Towards Aligned Data Removal via Twin Machine Unlearning
Haoxuan Ji, Zheng Lin, Yuyao Sun, Gao Fei, Yuhang Wang, Haichang Gao, Zhenxing Niu
TL;DR
This paper tackles data forgetting under privacy regulations by reframing unlearning as alignment between the unlearned model and the gold model. It introduces Twin Machine Unlearning (TMU), which constructs a Twin Unlearning Problem to derive a generalization-label predictor using a binary classifier trained on a twin dataset, enabling selective forgetting of hard samples while preserving easy ones. Three discriminative features—Distance Feature $DF$, Adversarial-attacking Feature $AF$, and Curriculum-learning-loss Feature $CF$—are integrated to identify hard forgetting samples, and a noise-perturbed fine-tuning objective is used to resist Membership Inference Attacks while maintaining generalization. Empirical results on CIFAR-10/100 and VGGFaces2 across multiple architectures show improved alignment (reduced $ ext{Delta}$ and Activation Distance) and maintained accuracy, demonstrating practical potential for privacy-preserving model updates.
Abstract
Modern privacy regulations have spurred the evolution of machine unlearning, a technique that enables the removal of data from an already trained ML model without requiring retraining from scratch. Previous unlearning methods tend to induce the model to achieve lowest classification accuracy on the removal data. Nonetheless, the authentic objective of machine unlearning is to align the unlearned model with the gold model, i.e., achieving the same classification accuracy as the gold model.
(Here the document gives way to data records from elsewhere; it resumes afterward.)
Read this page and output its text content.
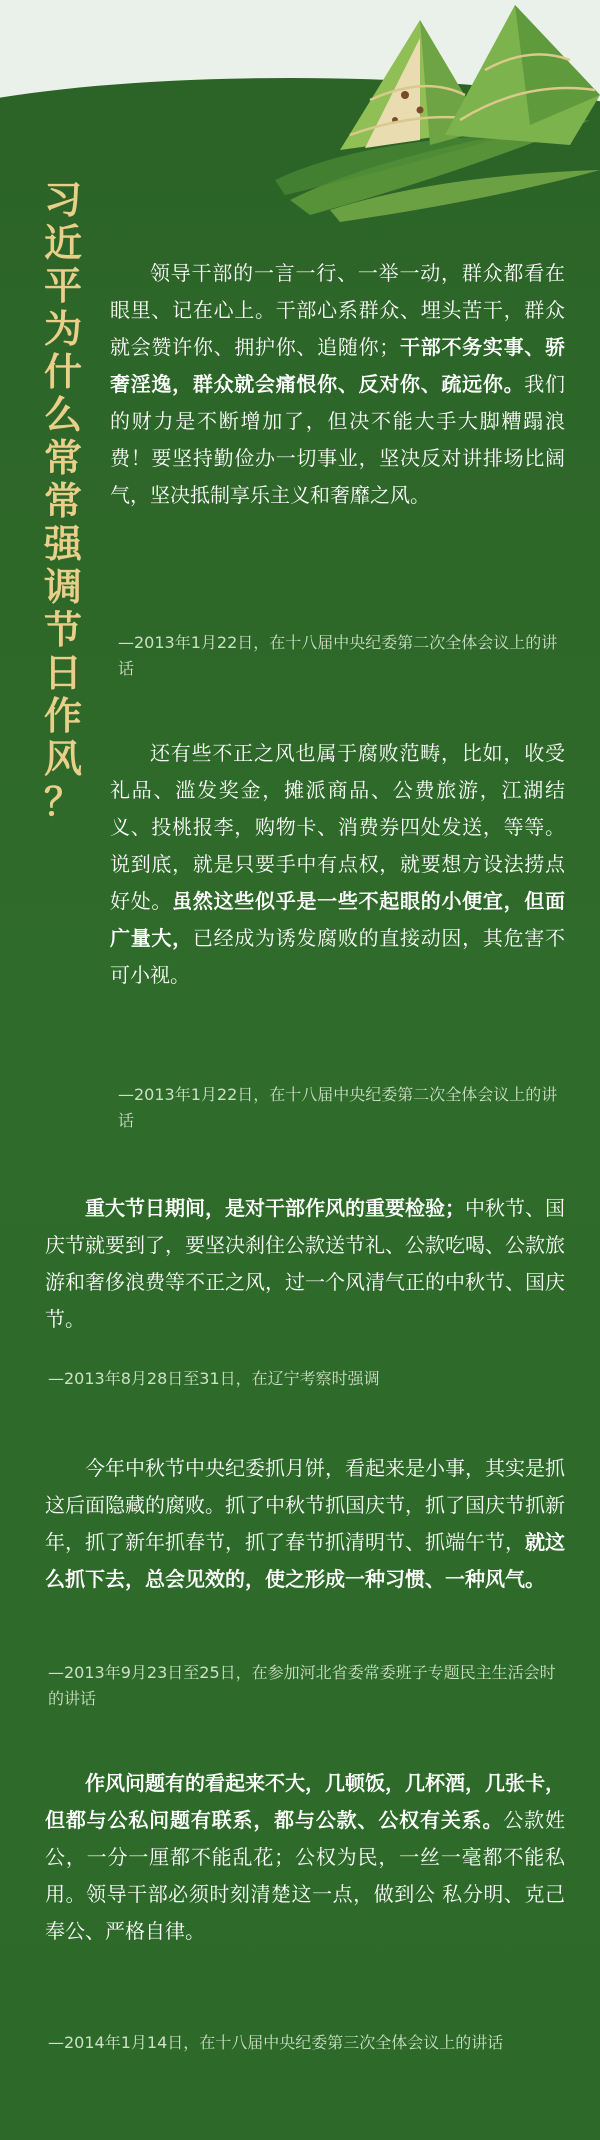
习
近
平
为
什
么
常
常
强
调
节
日
作
风
？

领导干部的一言一行、一举一动，群众都看在眼里、记在心上。干部心系群众、埋头苦干，群众就会赞许你、拥护你、追随你；干部不务实事、骄奢淫逸，群众就会痛恨你、反对你、疏远你。我们的财力是不断增加了，但决不能大手大脚糟蹋浪费！要坚持勤俭办一切事业，坚决反对讲排场比阔气，坚决抵制享乐主义和奢靡之风。

—2013年1月22日，在十八届中央纪委第二次全体会议上的讲话

还有些不正之风也属于腐败范畴，比如，收受礼品、滥发奖金，摊派商品、公费旅游，江湖结义、投桃报李，购物卡、消费券四处发送，等等。说到底，就是只要手中有点权，就要想方设法捞点好处。虽然这些似乎是一些不起眼的小便宜，但面广量大，已经成为诱发腐败的直接动因，其危害不可小视。

—2013年1月22日，在十八届中央纪委第二次全体会议上的讲话

重大节日期间，是对干部作风的重要检验；中秋节、国庆节就要到了，要坚决刹住公款送节礼、公款吃喝、公款旅游和奢侈浪费等不正之风，过一个风清气正的中秋节、国庆节。

—2013年8月28日至31日，在辽宁考察时强调

今年中秋节中央纪委抓月饼，看起来是小事，其实是抓这后面隐藏的腐败。抓了中秋节抓国庆节，抓了国庆节抓新年，抓了新年抓春节，抓了春节抓清明节、抓端午节，就这么抓下去，总会见效的，使之形成一种习惯、一种风气。

—2013年9月23日至25日，在参加河北省委常委班子专题民主生活会时的讲话

作风问题有的看起来不大，几顿饭，几杯酒，几张卡，但都与公私问题有联系，都与公款、公权有关系。公款姓公，一分一厘都不能乱花；公权为民，一丝一毫都不能私用。领导干部必须时刻清楚这一点，做到公 私分明、克己奉公、严格自律。

—2014年1月14日，在十八届中央纪委第三次全体会议上的讲话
For this purpose, we present a Twin Machine Unlearning (TMU) approach, where a twin unlearning problem is defined corresponding to the original unlearning problem. As a results, the generalization-label predictor trained on the twin problem can be transferred to the original problem, facilitating aligned data removal. Comprehensive empirical experiments illustrate that our approach significantly enhances the alignment between the unlearned model and the gold model. Meanwhile, our method allows data removal without compromising the model accuracy.